Belgian authorities flew anxious parents and relatives to the site and called for a day of mourning. The Swiss parliament held a minute of silence for the victims.
Saudi oil chief pledges to offset shortfalls
KUWAIT CITY — Saudi Arabia’s top oil official said Wednesday his country and other oil exporters are ready to offset any shortfalls in supply, as fears of a showdown with Iran over its nuclear program help drive prices higher.
The comments from OPEC’s top oil producer were followed by a call from a senior American energy official for increased production to relieve what he sees as “tight” markets that are keeping prices high. The official, Deputy Secretary of Energy Daniel Poneman, cautioned that rising crude prices could put the economic recovery at risk.
Saudi Oil Minister Ali Al-Naimi, however, said that the market for now remains “generally balanced,” with what he said was ample production and refining capacity.

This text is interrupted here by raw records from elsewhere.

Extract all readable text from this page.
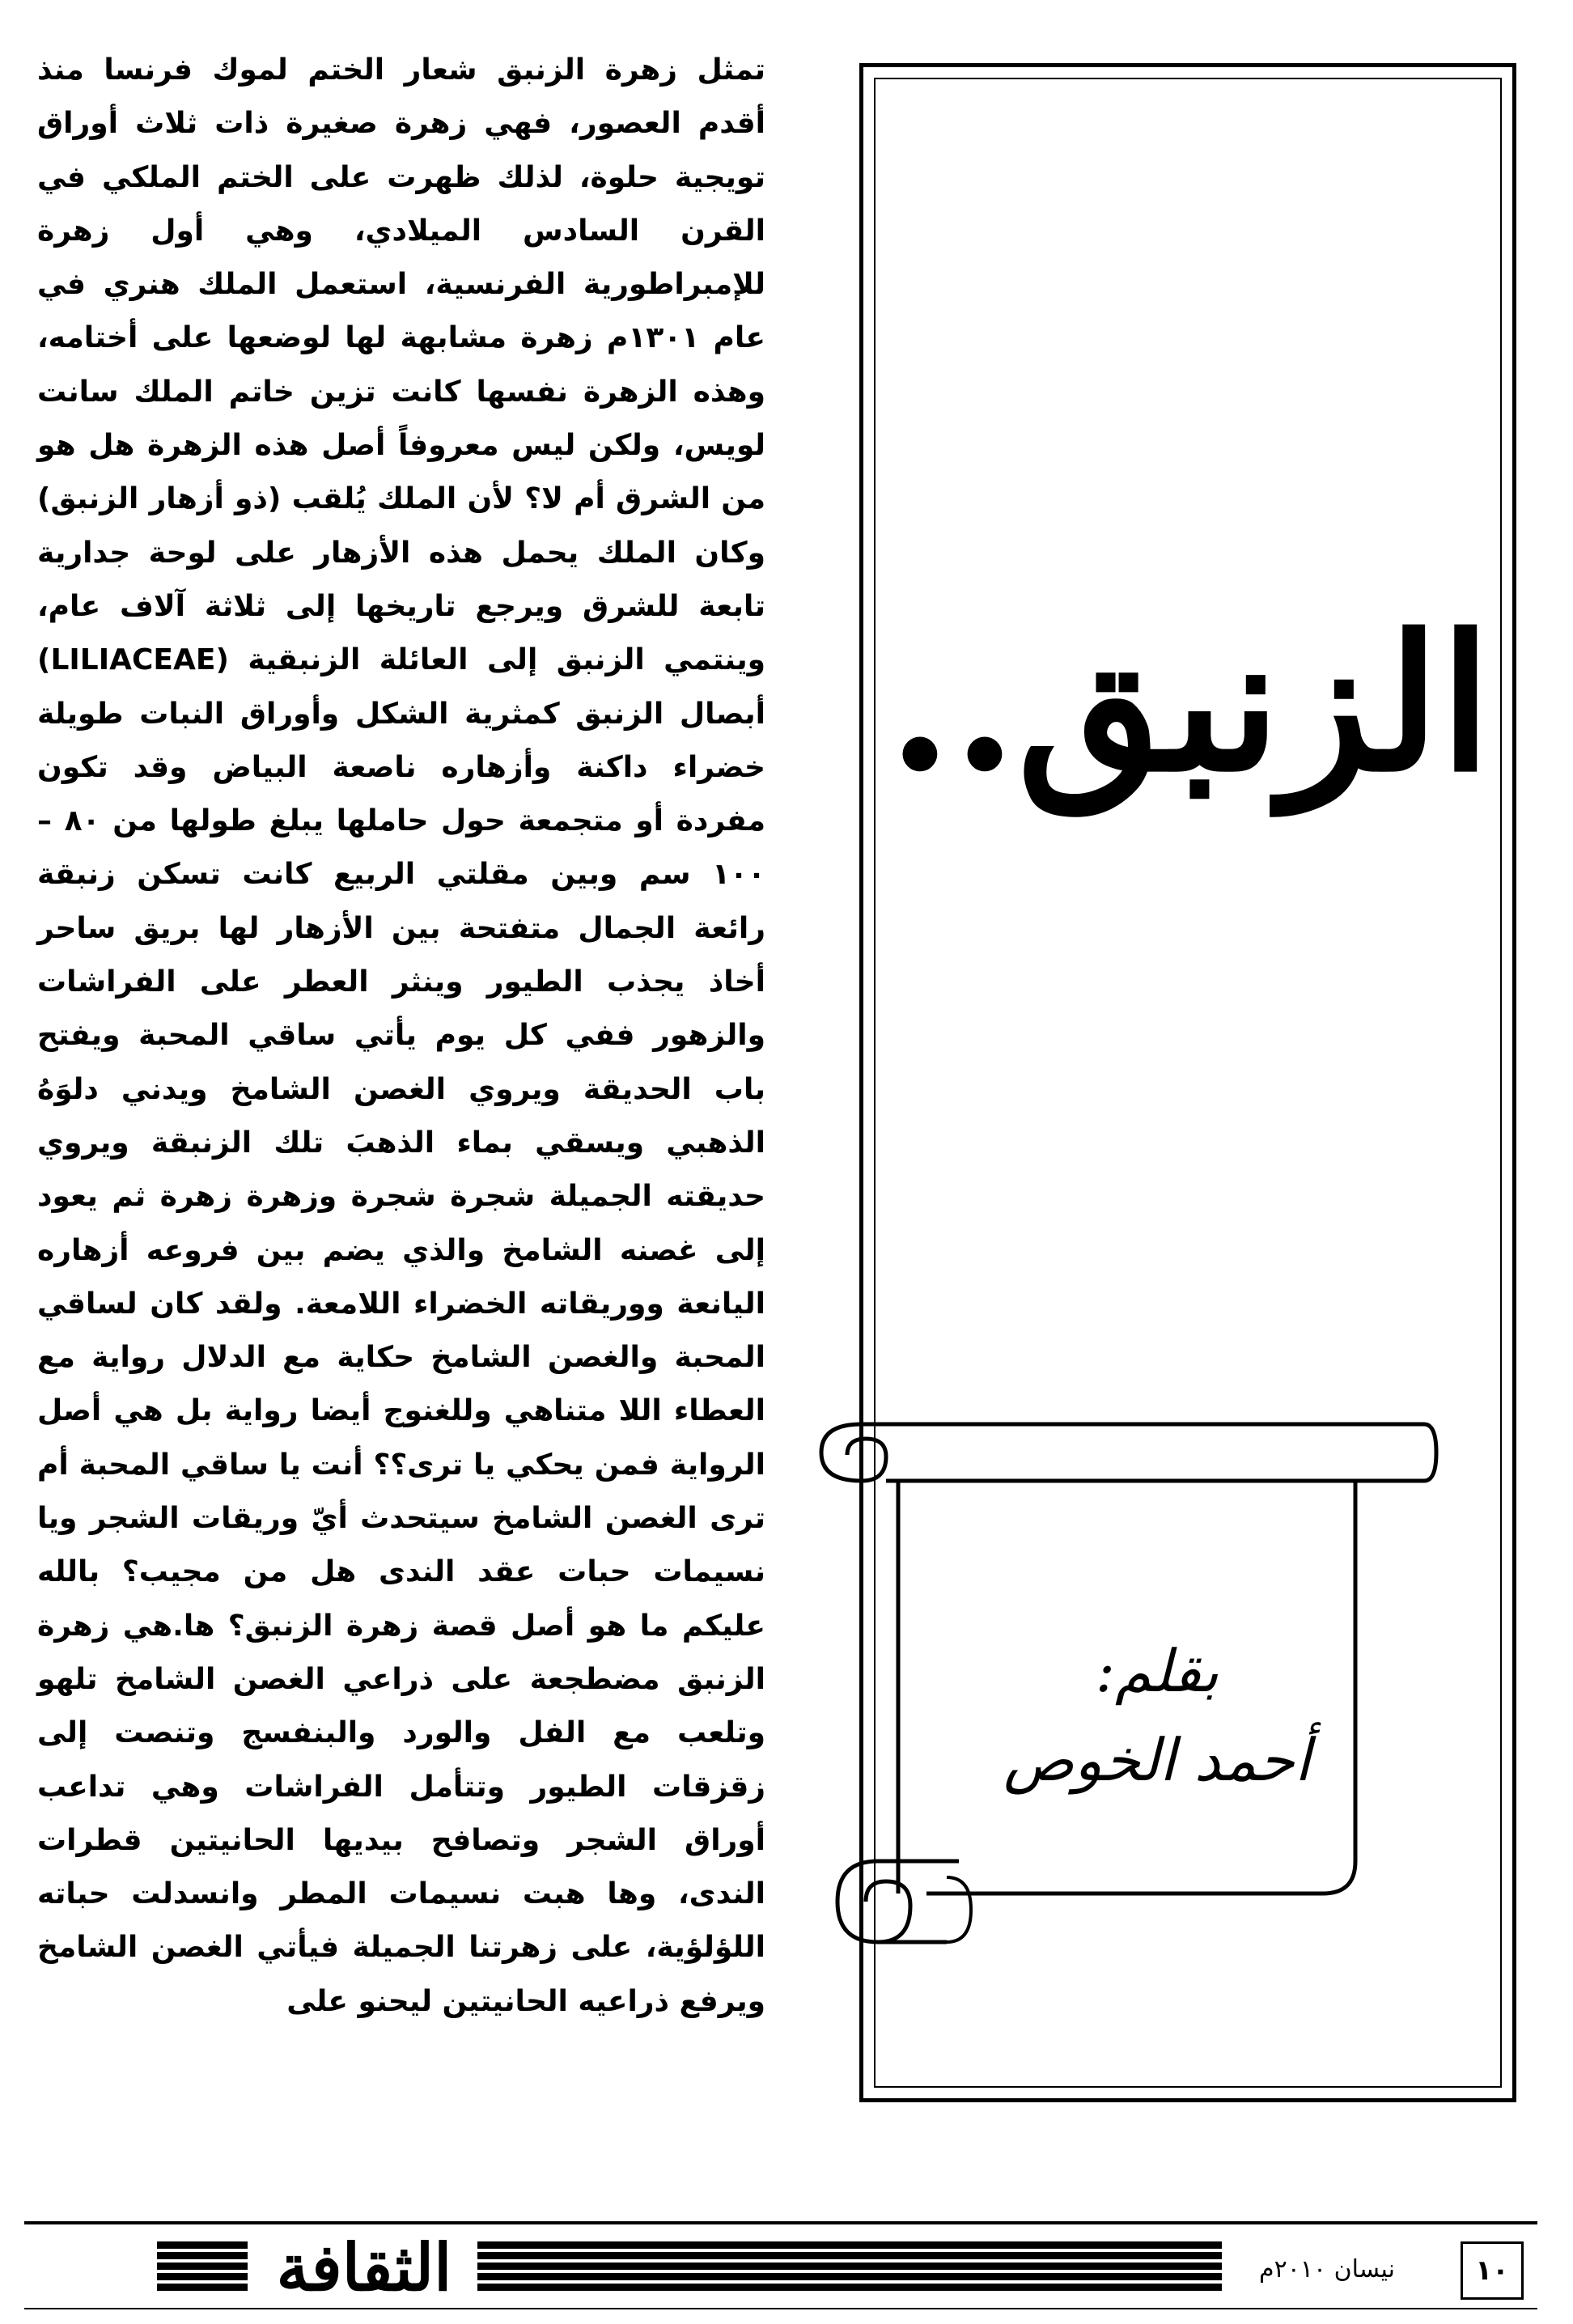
الزنبق..
بقلم:
أحمد الخوص

تمثل زهرة الزنبق شعار الختم لموك فرنسا منذ أقدم العصور، فهي زهرة صغيرة ذات ثلاث أوراق تويجية حلوة، لذلك ظهرت على الختم الملكي في القرن السادس الميلادي، وهي أول زهرة للإمبراطورية الفرنسية، استعمل الملك هنري في عام ١٣٠١م زهرة مشابهة لها لوضعها على أختامه، وهذه الزهرة نفسها كانت تزين خاتم الملك سانت لويس، ولكن ليس معروفاً أصل هذه الزهرة هل هو من الشرق أم لا؟ لأن الملك يُلقب (ذو أزهار الزنبق) وكان الملك يحمل هذه الأزهار على لوحة جدارية تابعة للشرق ويرجع تاريخها إلى ثلاثة آلاف عام، وينتمي الزنبق إلى العائلة الزنبقية (LILIACEAE) أبصال الزنبق كمثرية الشكل وأوراق النبات طويلة خضراء داكنة وأزهاره ناصعة البياض وقد تكون مفردة أو متجمعة حول حاملها يبلغ طولها من ٨٠ – ١٠٠ سم وبين مقلتي الربيع كانت تسكن زنبقة رائعة الجمال متفتحة بين الأزهار لها بريق ساحر أخاذ يجذب الطيور وينثر العطر على الفراشات والزهور ففي كل يوم يأتي ساقي المحبة ويفتح باب الحديقة ويروي الغصن الشامخ ويدني دلوَهُ الذهبي ويسقي بماء الذهبَ تلك الزنبقة ويروي حديقته الجميلة شجرة شجرة وزهرة زهرة ثم يعود إلى غصنه الشامخ والذي يضم بين فروعه أزهاره اليانعة ووريقاته الخضراء اللامعة. ولقد كان لساقي المحبة والغصن الشامخ حكاية مع الدلال رواية مع العطاء اللا متناهي وللغنوج أيضا رواية بل هي أصل الرواية فمن يحكي يا ترى؟؟ أنت يا ساقي المحبة أم ترى الغصن الشامخ سيتحدث أيّ وريقات الشجر ويا نسيمات حبات عقد الندى هل من مجيب؟ بالله عليكم ما هو أصل قصة زهرة الزنبق؟ ها.هي زهرة الزنبق مضطجعة على ذراعي الغصن الشامخ تلهو وتلعب مع الفل والورد والبنفسج وتنصت إلى زقزقات الطيور وتتأمل الفراشات وهي تداعب أوراق الشجر وتصافح بيديها الحانيتين قطرات الندى، وها هبت نسيمات المطر وانسدلت حباته اللؤلؤية، على زهرتنا الجميلة فيأتي الغصن الشامخ ويرفع ذراعيه الحانيتين ليحنو على

الثقافة	نيسان ٢٠١٠م	١٠
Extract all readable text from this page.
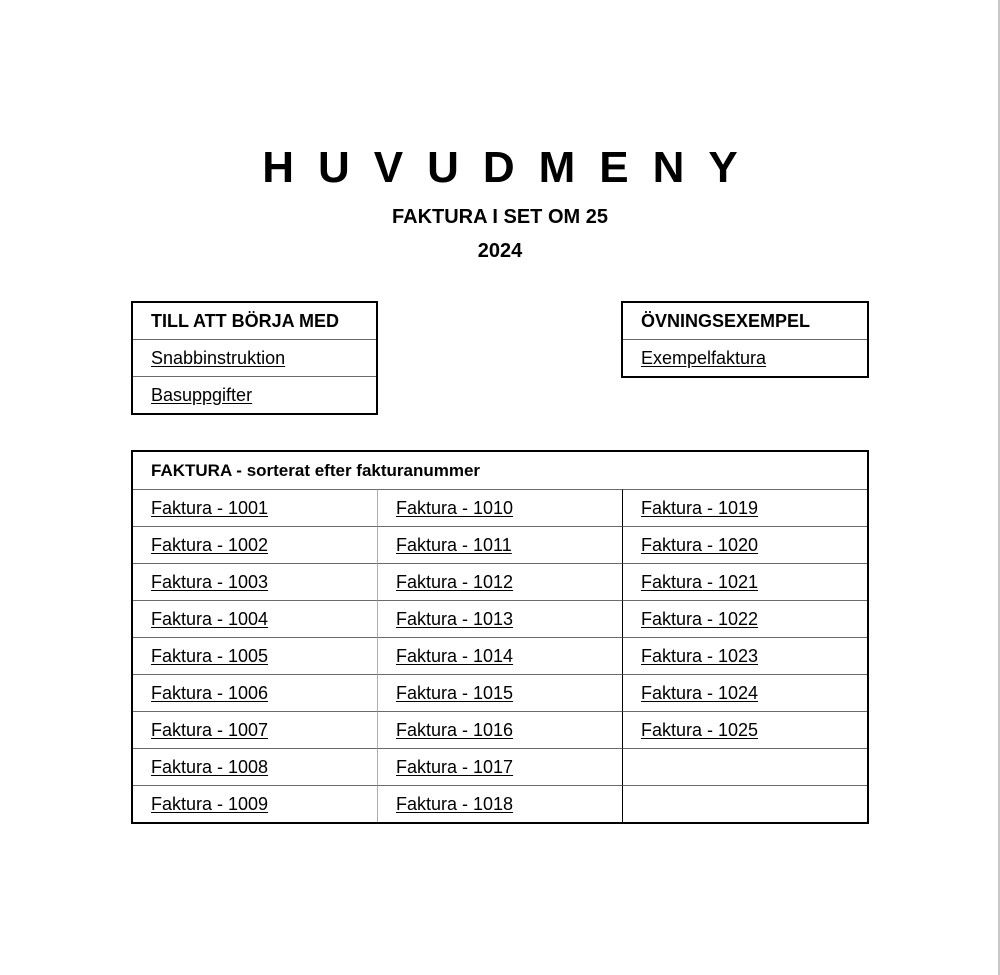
HUVUDMENY
FAKTURA I SET OM 25
2024
TILL ATT BÖRJA MED
Snabbinstruktion
Basuppgifter
ÖVNINGSEXEMPEL
Exempelfaktura
FAKTURA - sorterat efter fakturanummer
Faktura - 1001	Faktura - 1010	Faktura - 1019
Faktura - 1002	Faktura - 1011	Faktura - 1020
Faktura - 1003	Faktura - 1012	Faktura - 1021
Faktura - 1004	Faktura - 1013	Faktura - 1022
Faktura - 1005	Faktura - 1014	Faktura - 1023
Faktura - 1006	Faktura - 1015	Faktura - 1024
Faktura - 1007	Faktura - 1016	Faktura - 1025
Faktura - 1008	Faktura - 1017
Faktura - 1009	Faktura - 1018
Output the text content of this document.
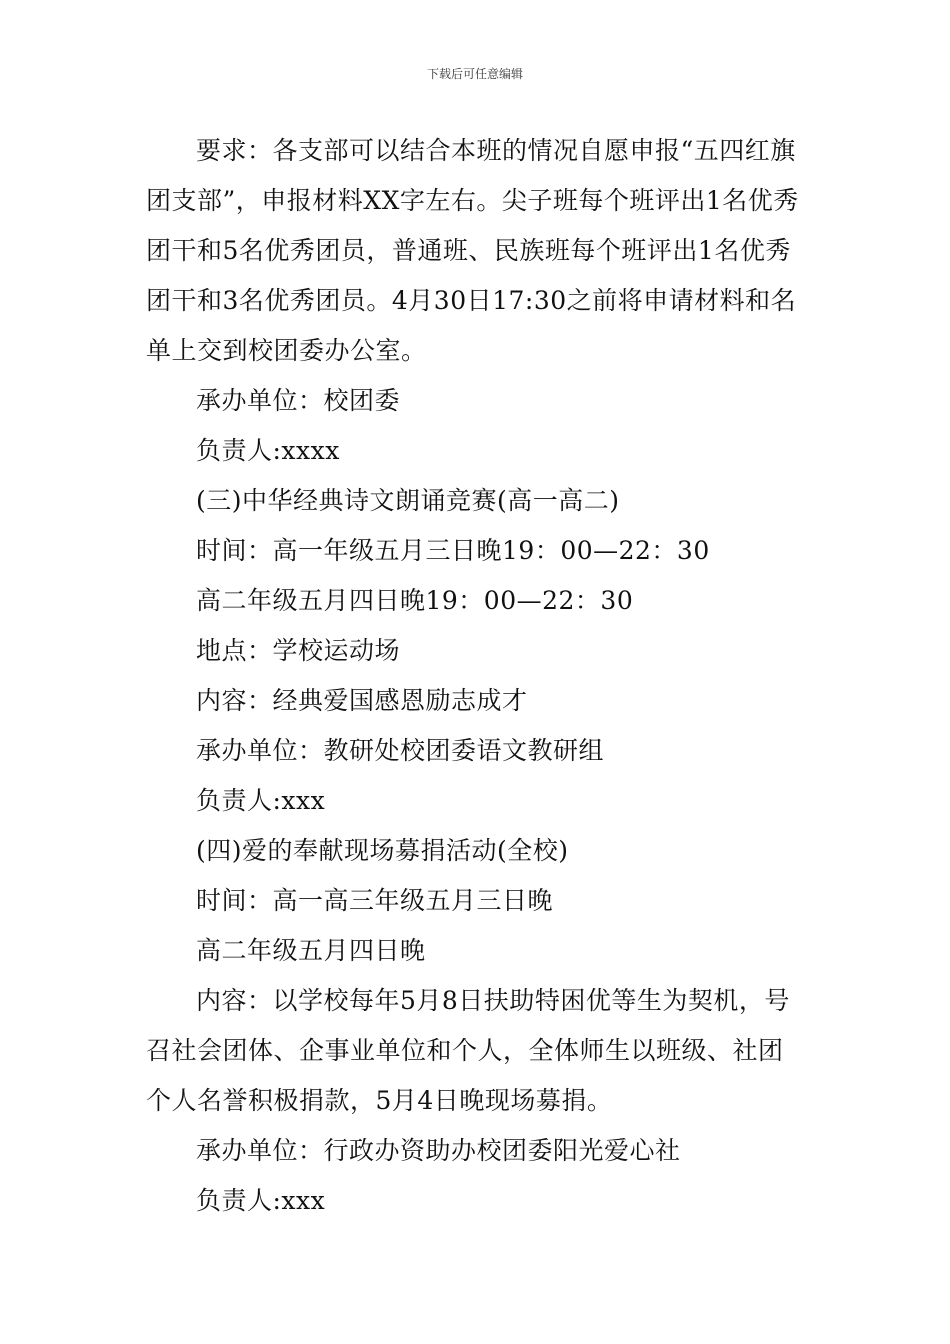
下载后可任意编辑

要求：各支部可以结合本班的情况自愿申报“五四红旗团支部”，申报材料XX字左右。尖子班每个班评出1名优秀团干和5名优秀团员，普通班、民族班每个班评出1名优秀团干和3名优秀团员。4月30日17:30之前将申请材料和名单上交到校团委办公室。

承办单位：校团委

负责人:xxxx

(三)中华经典诗文朗诵竞赛(高一高二)

时间：高一年级五月三日晚19：00—22：30

高二年级五月四日晚19：00—22：30

地点：学校运动场

内容：经典爱国感恩励志成才

承办单位：教研处校团委语文教研组

负责人:xxx

(四)爱的奉献现场募捐活动(全校)

时间：高一高三年级五月三日晚

高二年级五月四日晚

内容：以学校每年5月8日扶助特困优等生为契机，号召社会团体、企事业单位和个人，全体师生以班级、社团个人名誉积极捐款，5月4日晚现场募捐。

承办单位：行政办资助办校团委阳光爱心社

负责人:xxx
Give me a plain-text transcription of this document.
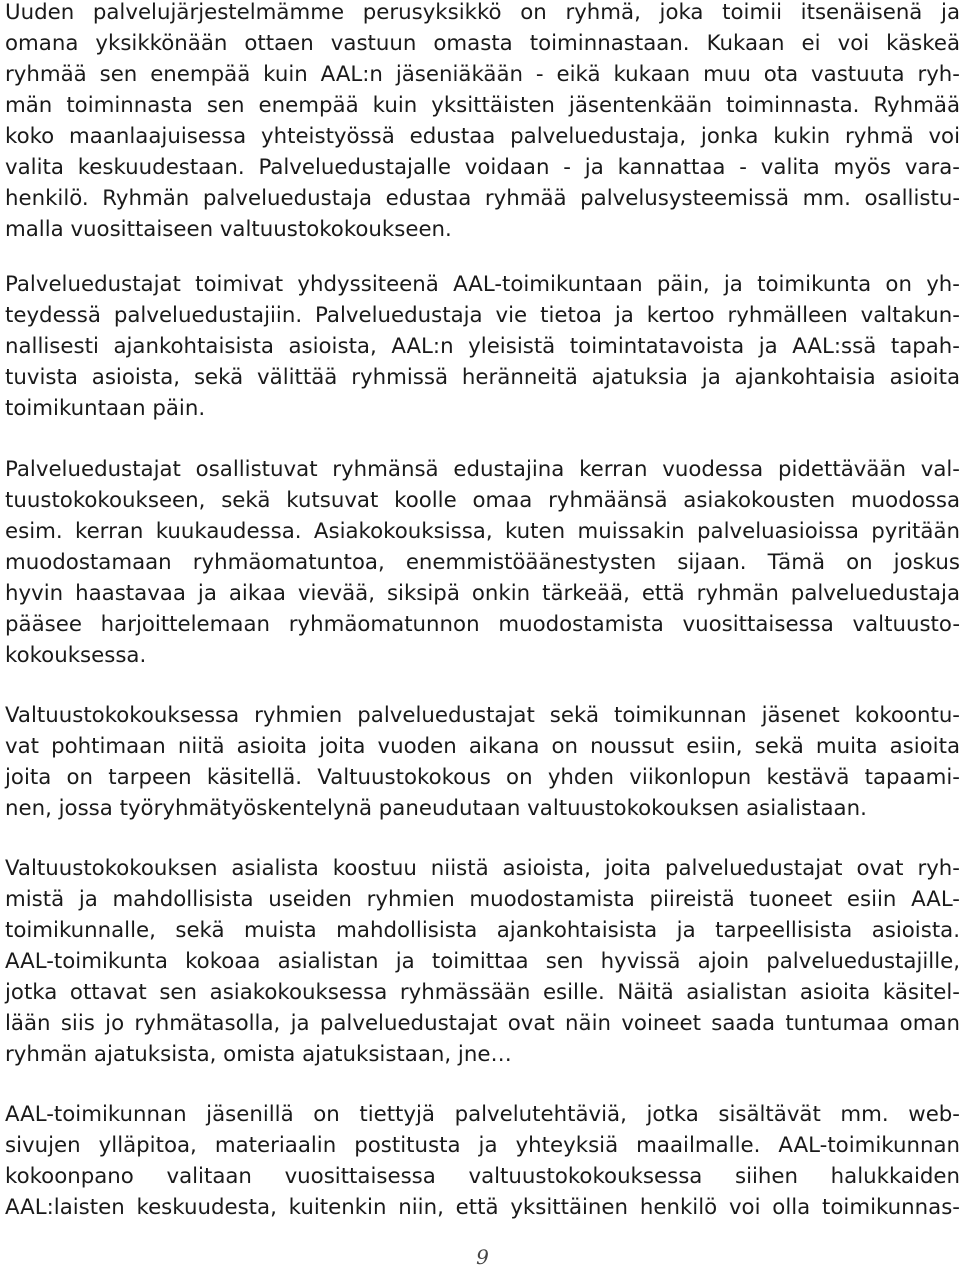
Uuden palvelujärjestelmämme perusyksikkö on ryhmä, joka toimii itsenäisenä ja
omana yksikkönään ottaen vastuun omasta toiminnastaan. Kukaan ei voi käskeä
ryhmää sen enempää kuin AAL:n jäseniäkään - eikä kukaan muu ota vastuuta ryh-
män toiminnasta sen enempää kuin yksittäisten jäsentenkään toiminnasta. Ryhmää
koko maanlaajuisessa yhteistyössä edustaa palveluedustaja, jonka kukin ryhmä voi
valita keskuudestaan. Palveluedustajalle voidaan - ja kannattaa - valita myös vara-
henkilö. Ryhmän palveluedustaja edustaa ryhmää palvelusysteemissä mm. osallistu-
malla vuosittaiseen valtuustokokoukseen.
Palveluedustajat toimivat yhdyssiteenä AAL-toimikuntaan päin, ja toimikunta on yh-
teydessä palveluedustajiin. Palveluedustaja vie tietoa ja kertoo ryhmälleen valtakun-
nallisesti ajankohtaisista asioista, AAL:n yleisistä toimintatavoista ja AAL:ssä tapah-
tuvista asioista, sekä välittää ryhmissä heränneitä ajatuksia ja ajankohtaisia asioita
toimikuntaan päin.
Palveluedustajat osallistuvat ryhmänsä edustajina kerran vuodessa pidettävään val-
tuustokokoukseen, sekä kutsuvat koolle omaa ryhmäänsä asiakokousten muodossa
esim. kerran kuukaudessa. Asiakokouksissa, kuten muissakin palveluasioissa pyritään
muodostamaan ryhmäomatuntoa, enemmistöäänestysten sijaan. Tämä on joskus
hyvin haastavaa ja aikaa vievää, siksipä onkin tärkeää, että ryhmän palveluedustaja
pääsee harjoittelemaan ryhmäomatunnon muodostamista vuosittaisessa valtuusto-
kokouksessa.
Valtuustokokouksessa ryhmien palveluedustajat sekä toimikunnan jäsenet kokoontu-
vat pohtimaan niitä asioita joita vuoden aikana on noussut esiin, sekä muita asioita
joita on tarpeen käsitellä. Valtuustokokous on yhden viikonlopun kestävä tapaami-
nen, jossa työryhmätyöskentelynä paneudutaan valtuustokokouksen asialistaan.
Valtuustokokouksen asialista koostuu niistä asioista, joita palveluedustajat ovat ryh-
mistä ja mahdollisista useiden ryhmien muodostamista piireistä tuoneet esiin AAL-
toimikunnalle, sekä muista mahdollisista ajankohtaisista ja tarpeellisista asioista.
AAL-toimikunta kokoaa asialistan ja toimittaa sen hyvissä ajoin palveluedustajille,
jotka ottavat sen asiakokouksessa ryhmässään esille. Näitä asialistan asioita käsitel-
lään siis jo ryhmätasolla, ja palveluedustajat ovat näin voineet saada tuntumaa oman
ryhmän ajatuksista, omista ajatuksistaan, jne…
AAL-toimikunnan jäsenillä on tiettyjä palvelutehtäviä, jotka sisältävät mm. web-
sivujen ylläpitoa, materiaalin postitusta ja yhteyksiä maailmalle. AAL-toimikunnan
kokoonpano valitaan vuosittaisessa valtuustokokouksessa siihen halukkaiden
AAL:laisten keskuudesta, kuitenkin niin, että yksittäinen henkilö voi olla toimikunnas-
9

Al-Naimi made no specific reference to Iran, which is OPEC’s second largest oil producer after Saudi Arabia. But the comments come as U.S. and Western partners urge key Iranian oil customers in Asia, such as China and India, to cut back on their imports from the Islamic Republic and turn to other suppliers such as Western ally Saudi Arabia.
There also are fears that military action against Iran could severely disrupt global oil supplies. Iran also has threatened to block the Strait of Hormuz at the mouth of the Gulf in retaliation for U.S. and European sanctions targeting its oil exports. The strait is the route for about a fifth of the world’s oil exports.
Death of Wash. boy third gun accident in 3 weeks
SEATTLE — A 3-year-old scrambled out of his child seat after his parents stopped for gas early Wednesday, found a gun police say was left in the car by his father and fatally shot himself in the head.
The accidental shooting in Tacoma marks the third in three weeks in Washington involving young children, and the second death. The spate of gun violence is raising questions about the effectiveness of the state’s gun laws and community awareness of firearm safety.
Tacoma police Officer Naveed Benjamin said the 3-year-old boy’s death highlights the need for people to secure guns.
“It is incredible in light of the other ones,” Benjamin said. “You would think people would take more care, not less.”
Tacoma police said the boy’s death came after his father put his pistol under a seat and got out to pump gas while the mother went inside the convenience store. The boy’s infant sister, who also was in the car when the gun went off, was not injured.
Detectives questioned the parents and have called the shooting a tragic accident, Benjamin said. The father has a concealed weapons permit, and no charges have been filed, he said. Pierce County Prosecutor Mark Lindquist said that he is reviewing the case for possible manslaughter charges.
Washington does not have a law specifically concerning child access to firearms, but state law is very specific about carrying loaded pistols in vehicles.
A person with a concealed weapons permit may carry a gun in a car in Washington state, but is required to have it on his person. If they have to leave it in the car, the law says it must be locked and concealed from view.
The shooting follows the death of the 7-year-old daughter of a Marysville police officer in Stanwood on Saturday when a sibling found a gun and fired while the parents were out of their car. And on Feb. 22, an 8-year-old girl was critically wounded in a Bremerton classroom when a gun fired inside the backpack of a 9-year-old boy as he put it on a desk.
The two deaths represent an uptick in the number of these tragic accidents, according to Washington state health officials.
About one accidental firearm death of a child each year is typical in the state, according to state health statistics gathered between 2007 and 2010, said Health Department spokesman Tim Church. During that same time, an average of nine kids 17 and younger ended up in the hospital because of an accidental shooting, Church added.